Written by Franco Scarpa, Patient Involvement Coordinator of the COST Action and, Psychiatrist and Director of Unità Operativa Complessa of USL 11 in Tuscany.
A key recommendation of our COST Action is the involvement of patients in the activities of the Action. This involvement may come from patients and their relatives individually, or from patient boards, where such boards exist. The aim of Patient Involvement here is to provide users of long term forensic psychiatric care services a platform for input, where they can express their ideas and opinions on our two objectives, 1) reducing the length of treatment for long term forensic psychiatric patients and 2) improving the in-care life experience for long term forensic psychiatric patients, measured through the use of Quality of Life (QoL) indicators. To begin with, we will be collecting written contributions from patients, their families, industry experts, and others with ties to long term forensic psychiatric patients. This will provide foundations for continued patient involvement.
Our prior research shows that the increasing length of treatment time for long term forensic psychiatric patients may be caused by either insufficient beds in facilities with lower levels of care and security, preventing a transfer, or an inability to reduce sufficiently reduce the risk of recidivism. Regardless of the cause, patients are staying longer in long term forensic psychiatric care – we have now seen patients live out their lives within such facilities. And our attention, as forensic psychiatrists, has shifted to include the patient experience: At the least, we need to ensure the basic human rights of long term forensic psychiatric patients’ are maintained inside these facilities. To do this, our forum will consider a broad spectrum of rights, drawing on concepts such as Needs and Quality of Life (QoL).

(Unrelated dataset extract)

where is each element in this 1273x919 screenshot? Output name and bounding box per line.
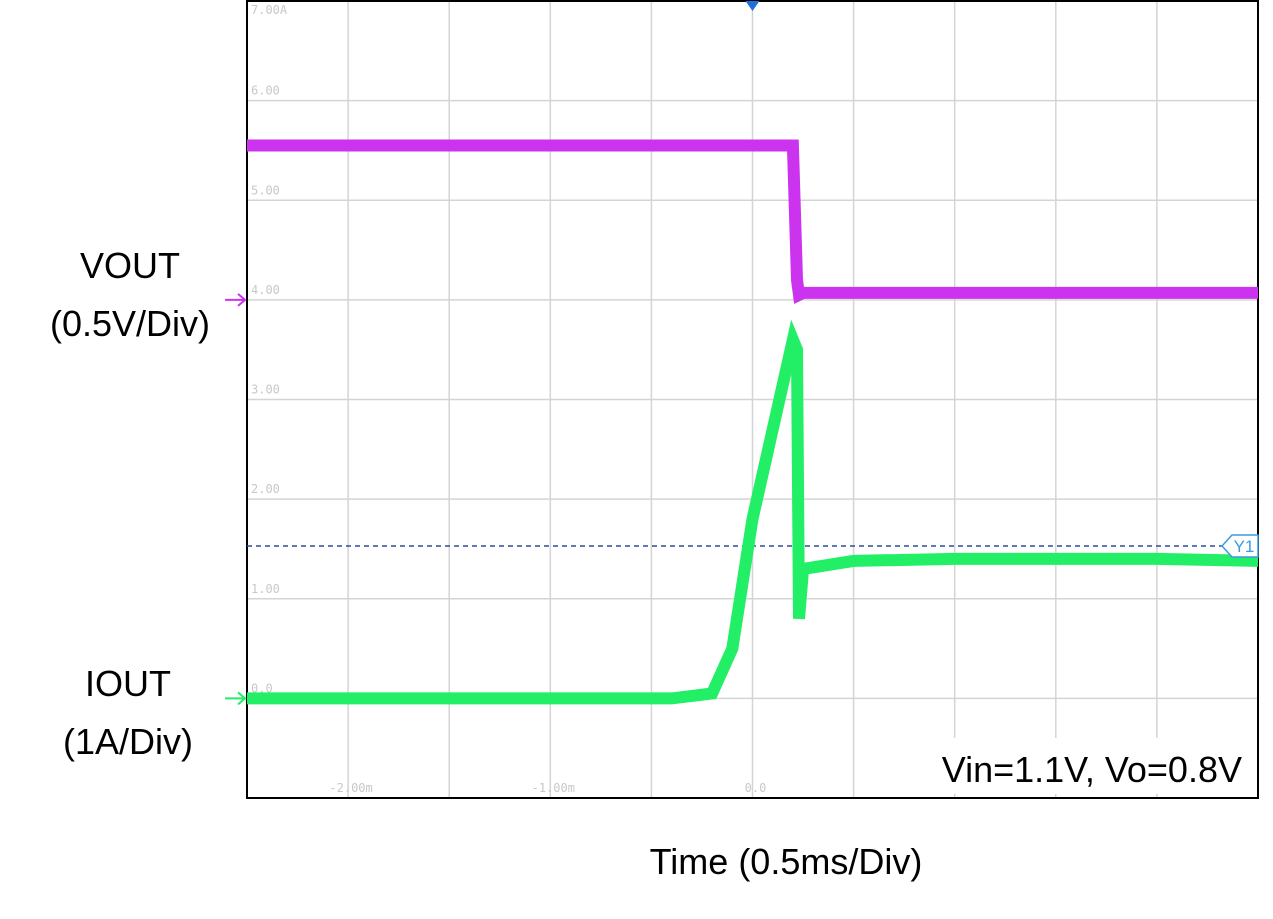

The usefulness of patient involvement was demonstrated to me, as a forensic psychiatrist, during the time I was employed as the Director of a Forensic Prison Hospital in Italy. Based on this experience, which I will share in the following paragraph, we intend to collect stories of treatment pathways that have achieved a positive outcome – stories of patients that have achieved full recovery, recovering their health as well as their job and former friendships, for example. The positive stories of former long-term forensic psychiatric care patients will be used to facilitate a dialogue about ´best practice´, inspiring professionals in the field and giving hope to current patients.
In my career as a forensic psychiatrist, as the Director of a Forensic Prison Hospital in Italy, I met patients of all ages and backgrounds. Many of them were young, which makes it more difficult for the reader to accept the restrictions of institutional treatment and the reduction of perspective of opportunities in their life. I recall many faces of patients who, in my judgment, would have been better off living under the care of family, or in an outpatient environment. Offering former long-term forensic psychiatric care patients the opportunity to share their stories will assist in our understanding of the circumstances patients live in; their perspectives on it, and their ideas about the right live a normal life. To bring my experience to life for the reader, what follows is a transcription of part of an interview with an Italian patient; an interview in which we touched on some aspects of Quality of Life (QoL), as a result of discussing his involvement in decision making within the long term forensic psychiatric care environment in which he lived.
What are your most important needs?
“I never ask for something because I’m afraid they can say no. The relationship with the staff is very important because I can ask them for advices about everything. I can confide in them.”
How are you involved in the decision making about the planning of your care and treatment?
“I don’t remember. They don’t ask me about that. They told me I am dismissed from the hospital and then I’ll go to a new facility. It’s more beautiful when I decide and together with the others. That we both decide.”
This patient’s responses (above) demonstrate the value of patient involvement in the dialogue.
We call for written contributions from former long-term forensic psychiatric care patients, their family members, friends, and others with ties to patient treatment, especially personal stories, which will help us influence policy development for better patient outcomes. We also call upon long term forensic psychiatric care experts, regardless of their affiliation with the Action, to contribute written accounts of their experiences and share their opinions regarding patients’ participation in their treatment plan.
The final goal of the Action, which we aim to achieve by 2017, is the foundation of institutional boards, comprised of patients and/or their relatives, with an ongoing influence on continuous improvement of the treatment and the quality of life of long term forensic care patients and long term forensic care facilities. An excellent outcome of patient involvement would be a “Manifesto”, or similar – a text that details the needs of patients, and their relatives. Such a text could be provided to represent patient interests in the development of European guidelines that govern standards of treatment and facilities in long term psychiatric care.